Image: Joshua Doubek

The financial crisis of 2008 devastated the productivity of energy-intensive industries in both the European Union and the United States. Today, while businesses in the EU still struggle to recover amidst increasingly onerous regulatory regimes, many in the United States have emerged strong and optimistic. Their success in this regard is due primarily to low cost energy and abundant material feedstock now flowing from the process of hydraulic fracturing (fracking) in shale fields of America.

According to the European Commission, “EU nations will be left far behind the US unless they address high energy costs that are worsening the continent's industrial decline.” With natural gas costs in the EU four times that of the United States—where fracking is unlocking vast shale gas—EU energy-intensive businesses, including steel, fertilizer, and petrochemical manufacturers, are having an increasingly difficult time competing.

As EU commissioner Antonio Tajani says, “When people choose whether to invest in Europe or the US, what they think about most is the cost of energy. The loss of competitiveness is frightening.”

Yet, rather than promote hydraulic fracturing in the EU, Germany and France have banned the practice. And on January 22, 2014, the European commission published a “recommendation of minimum practices,” which is intended to establish de facto regulations for all EU member countries, and “an Impact Assessment that examined the socio-economic and environmental impacts of various policy options.”

While bureaucrats expend time and resources regulating those who actually make things, many petrochemical producers—already straining under the EU’s stifling regulations—seek the less-expensive electricity and chemical inputs produced by American frackers. Consider some examples:

  • The largest U.S.-based chemical company, Dow Chemical, cited energy regulations as the main reason for limiting its chemical investments in Europe during the past decade. Meanwhile, the company plans to capitalize on the fracking revolution by investing an additional $4 billion in the United States during the next few years.
  • Another U.S. company, Dallas-based U.S. Celanese Corp, is closing facilities in France and Spain but has announced an $800 million dollar joint venture to build a methanol plant in Clear Lake, Texas.
  • Meanwhile, Dutch fertilizer company OCI NV is building what will be the largest methanol plant in the United States at a cost of $1 billion.
  • Saudi Basic Industries Corporation (SABIC ) is cutting over 1,000 jobs as it closes some of its EU Facilities, a decision influenced by Europe's “ageing plants, lack of raw materials, over-regulation and a high-wage labour market.”
  • According to Chemical Export Report, “In 2012, German investment in new chemical plants or expansions in the US rose 54% to [$4.3 billion]. . . . The US now accounts for 41% of the German chemical industry’s foreign investments, up from 28% in 2005.”

Further enabling production in the United States, American frackers have offset some of the economic harms caused by government controls here.
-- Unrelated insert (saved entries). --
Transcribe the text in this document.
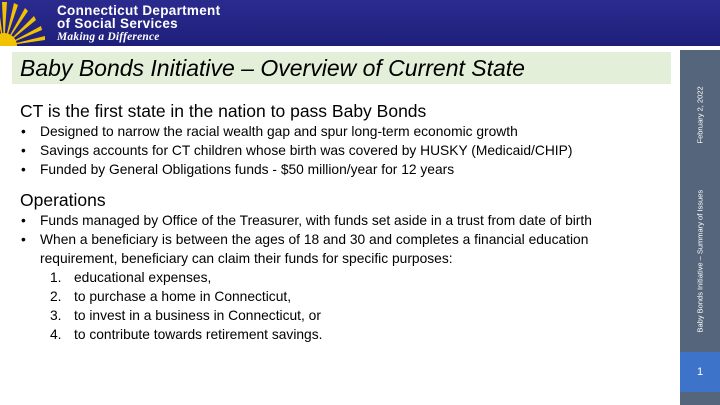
Connecticut Department
of Social Services
Making a Difference
February 2, 2022
Baby Bonds Initiative – Summary of Issues
1
Baby Bonds Initiative – Overview of Current State
CT is the first state in the nation to pass Baby Bonds
• Designed to narrow the racial wealth gap and spur long-term economic growth
• Savings accounts for CT children whose birth was covered by HUSKY (Medicaid/CHIP)
• Funded by General Obligations funds - $50 million/year for 12 years
Operations
• Funds managed by Office of the Treasurer, with funds set aside in a trust from date of birth
• When a beneficiary is between the ages of 18 and 30 and completes a financial education requirement, beneficiary can claim their funds for specific purposes:
1. educational expenses,
2. to purchase a home in Connecticut,
3. to invest in a business in Connecticut, or
4. to contribute towards retirement savings.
Fabian Zuleeg, chief economist for the European Policy Centre, believes (as summarized by EurActiv.com) that “shale gas represents a silver bullet against crisis-hit industries in America.”

According to the American Chemical Council (ACC), "Despite the hindrance of slow global growth, uncertainty and U.S. tax policies that discourage business investment, these strong gains in capital spending for American chemistry are expected to continue."

“Put simply,” says ACC chief economist T. Kevin Swift, "the U.S. is now the most attractive place in the world to invest in chemical manufacturing."

The credit for this extremely positive development goes to producers in the oil and gas industry—especially to the developers of fracking technology.

Europeans are slowly strangling their energy and manufacturing industries with rights-violating laws and regulations. American frackers and producers who depend on the products of fracking are thriving largely because government better-protects their rights. If Europeans want to see productivity increases in their region—and if Americans want to further bolster productivity here—citizens must demand that government protect rather than violate the rights of producers.